There is also a “type” field, which has a value “Note” that we need to be aware of. While JSON thinks of this as a string, we know it is very likely to be a noun that we need to translate into something more atomic. For example, in C# perhaps we would have:
1 |
enum ActivityType {Note, Create, Like, Article, Person, Collection} |
Those other terms are just pulled in from perusing the rest of that white paper. These nouns are very useful for setting the context for the rest of the message.
There are other things we need to note now, because we may need to understand them in detail later. For example, the definition of an “activity.” Is it defining something that will affect the implementation? Or is it more of a human expression of the design?
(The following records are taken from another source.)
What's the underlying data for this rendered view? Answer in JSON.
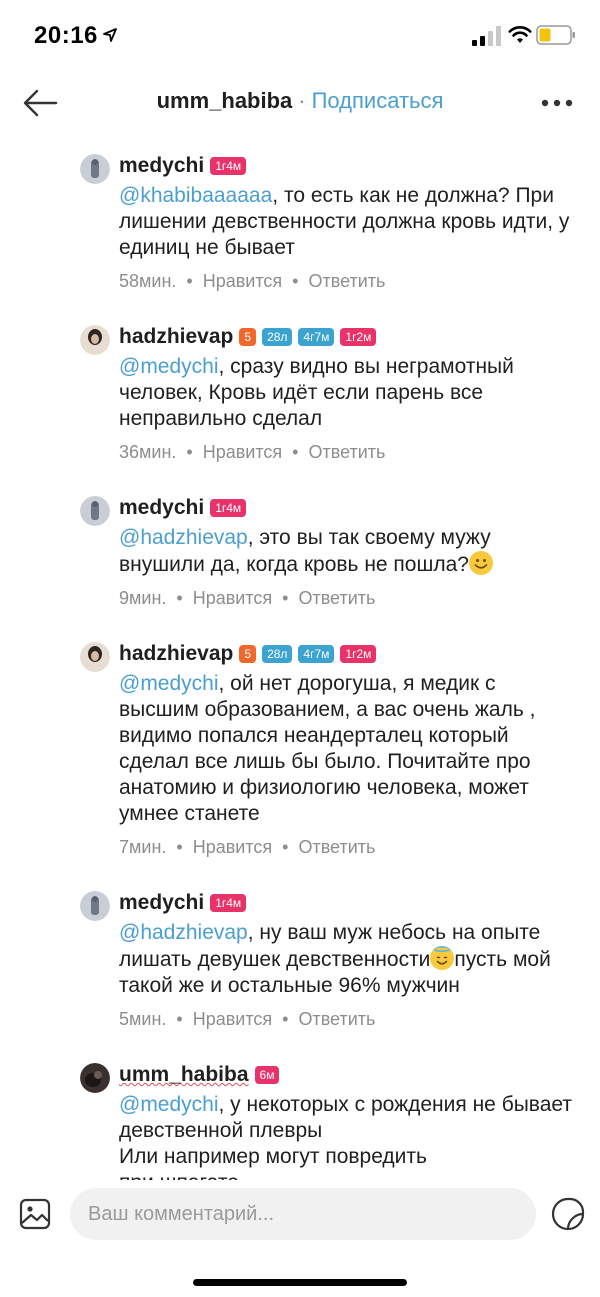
{
  "status_bar": {
    "time": "20:16"
  },
  "header": {
    "username": "umm_habiba",
    "separator": "·",
    "follow_label": "Подписаться"
  },
  "colors": {
    "mention": "#4a9fd0",
    "badge_pink": "#e8336a",
    "badge_orange": "#f0682c",
    "badge_blue": "#3aa3cf"
  },
  "comments": [
    {
      "username": "medychi",
      "badges": [
        {
          "label": "1г4м",
          "color": "badge_pink"
        }
      ],
      "mention": "@khabibaaaaaa",
      "text": ", то есть как не должна? При лишении девственности должна кровь идти, у единиц не бывает",
      "time": "58мин.",
      "like_label": "Нравится",
      "reply_label": "Ответить"
    },
    {
      "username": "hadzhievap",
      "badges": [
        {
          "label": "5",
          "color": "badge_orange"
        },
        {
          "label": "28л",
          "color": "badge_blue"
        },
        {
          "label": "4г7м",
          "color": "badge_blue"
        },
        {
          "label": "1г2м",
          "color": "badge_pink"
        }
      ],
      "mention": "@medychi",
      "text": ", сразу видно вы негрaмотный человек, Кровь идёт если парень все неправильно сделал",
      "time": "36мин.",
      "like_label": "Нравится",
      "reply_label": "Ответить"
    },
    {
      "username": "medychi",
      "badges": [
        {
          "label": "1г4м",
          "color": "badge_pink"
        }
      ],
      "mention": "@hadzhievap",
      "text": ", это вы так своему мужу внушили да, когда кровь не пошла?",
      "emoji": "smiling-face",
      "time": "9мин.",
      "like_label": "Нравится",
      "reply_label": "Ответить"
    },
    {
      "username": "hadzhievap",
      "badges": [
        {
          "label": "5",
          "color": "badge_orange"
        },
        {
          "label": "28л",
          "color": "badge_blue"
        },
        {
          "label": "4г7м",
          "color": "badge_blue"
        },
        {
          "label": "1г2м",
          "color": "badge_pink"
        }
      ],
      "mention": "@medychi",
      "text": ", ой нет дорогуша, я медик с высшим образованием, а вас очень жаль , видимо попался неандерталец который сделал все лишь бы было. Почитайте про анатомию и физиологию человека, может умнее станете",
      "time": "7мин.",
      "like_label": "Нравится",
      "reply_label": "Ответить"
    },
    {
      "username": "medychi",
      "badges": [
        {
          "label": "1г4м",
          "color": "badge_pink"
        }
      ],
      "mention": "@hadzhievap",
      "text_before_emoji": ", ну ваш муж небось на опыте лишать девушек девственности",
      "emoji": "halo-face",
      "text": "пусть мой такой же и остальные 96% мужчин",
      "time": "5мин.",
      "like_label": "Нравится",
      "reply_label": "Ответить"
    },
    {
      "username": "umm_habiba",
      "badges": [
        {
          "label": "6м",
          "color": "badge_pink"
        }
      ],
      "mention": "@medychi",
      "text": ", у некоторых с рождения не бывает девственной плевры",
      "text_line2": "Или например могут повредить",
      "text_line3": "при шпагате"
    }
  ],
  "composer": {
    "placeholder": "Ваш комментарий..."
  }
}
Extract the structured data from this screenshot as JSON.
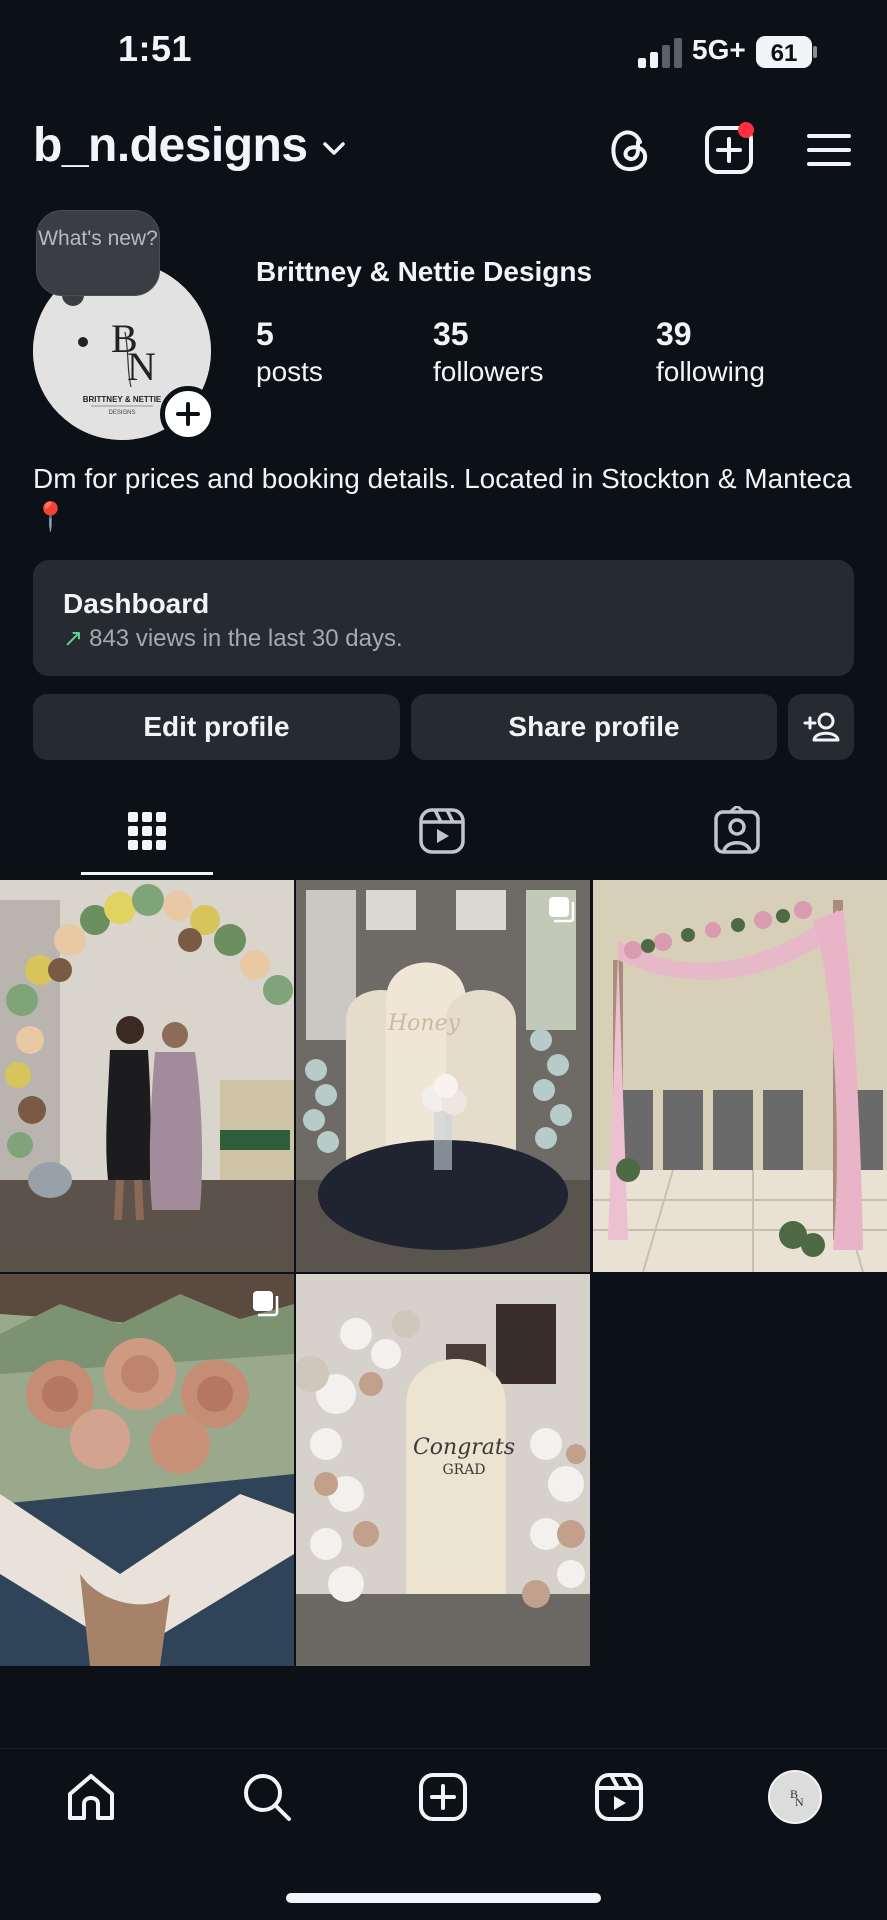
{
  "status_bar": {
    "time": "1:51",
    "network": "5G+",
    "battery": "61"
  },
  "header": {
    "username": "b_n.designs",
    "icons": [
      "threads-icon",
      "create-post-icon",
      "menu-icon"
    ],
    "notification_dot_color": "#ff3040"
  },
  "profile": {
    "bubble_text": "What's new?",
    "avatar_logo_monogram": "BN",
    "avatar_logo_text": "BRITTNEY & NETTIE",
    "avatar_logo_subtext": "DESIGNS",
    "full_name": "Brittney & Nettie Designs",
    "stats": [
      {
        "value": "5",
        "label": "posts"
      },
      {
        "value": "35",
        "label": "followers"
      },
      {
        "value": "39",
        "label": "following"
      }
    ],
    "bio": "Dm for prices and booking details. Located in Stockton & Manteca 📍"
  },
  "dashboard": {
    "title": "Dashboard",
    "subtitle": "843 views in the last 30 days.",
    "trend_color": "#5fd38d"
  },
  "buttons": {
    "edit": "Edit profile",
    "share": "Share profile"
  },
  "tabs": [
    {
      "name": "grid",
      "icon": "grid-icon",
      "active": true
    },
    {
      "name": "reels",
      "icon": "reels-icon",
      "active": false
    },
    {
      "name": "tagged",
      "icon": "tagged-icon",
      "active": false
    }
  ],
  "posts": [
    {
      "description": "balloon arch party",
      "multi": false,
      "overlay_text": ""
    },
    {
      "description": "honey theme table",
      "multi": true,
      "overlay_text": "Honey"
    },
    {
      "description": "pink drape arch",
      "multi": false,
      "overlay_text": ""
    },
    {
      "description": "money rose bouquet",
      "multi": true,
      "overlay_text": ""
    },
    {
      "description": "graduation backdrop",
      "multi": false,
      "overlay_text": "Congrats GRAD"
    }
  ],
  "bottom_nav": [
    "home-icon",
    "search-icon",
    "create-icon",
    "reels-icon",
    "profile-avatar"
  ]
}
We also need to assess which parts of the message are mandatory — this will help us detect errors, as well as help with creating the first MVP (minimum viable product). If it isn’t necessary, perhaps we can leave it out.
Another interesting comparison: ActivityPub doesn’t have timestamps within messages. Now that is fine, as long as we remember to pass that responsibility on elsewhere. And this is the final place to rest our attention — what possible problem areas does ActivityPub expect the implementer to deal with? It seems that de-duplication is definitely a problem for the implementer.
Even if you are going to use or choose a pre-built library to handle implementation details, you still need to be aware of overall issues to have any hope of configuring it well, and running it efficiently.
Summary
Here is a summary of the type of things to be aware of when working with protocols, some of which we came across above. Working behind the pipes is a good challenge for an experienced developer.
- You will need to be familiar with the data format that the messages will be using, and the appropriate conversion libraries.
- Protocols demand a little more understanding of engineering concepts, as opposed to the clean call/response development that APIs use.
- Working with protocols requires a bigger sense of what is going on in the system, as it is the developer’s responsibility to fully comprehend the information sent and received.
- Extending the implementation for your project may require a careful examination of what the protocol doesn’t deal with (yet) but what you may need to incorporate somehow.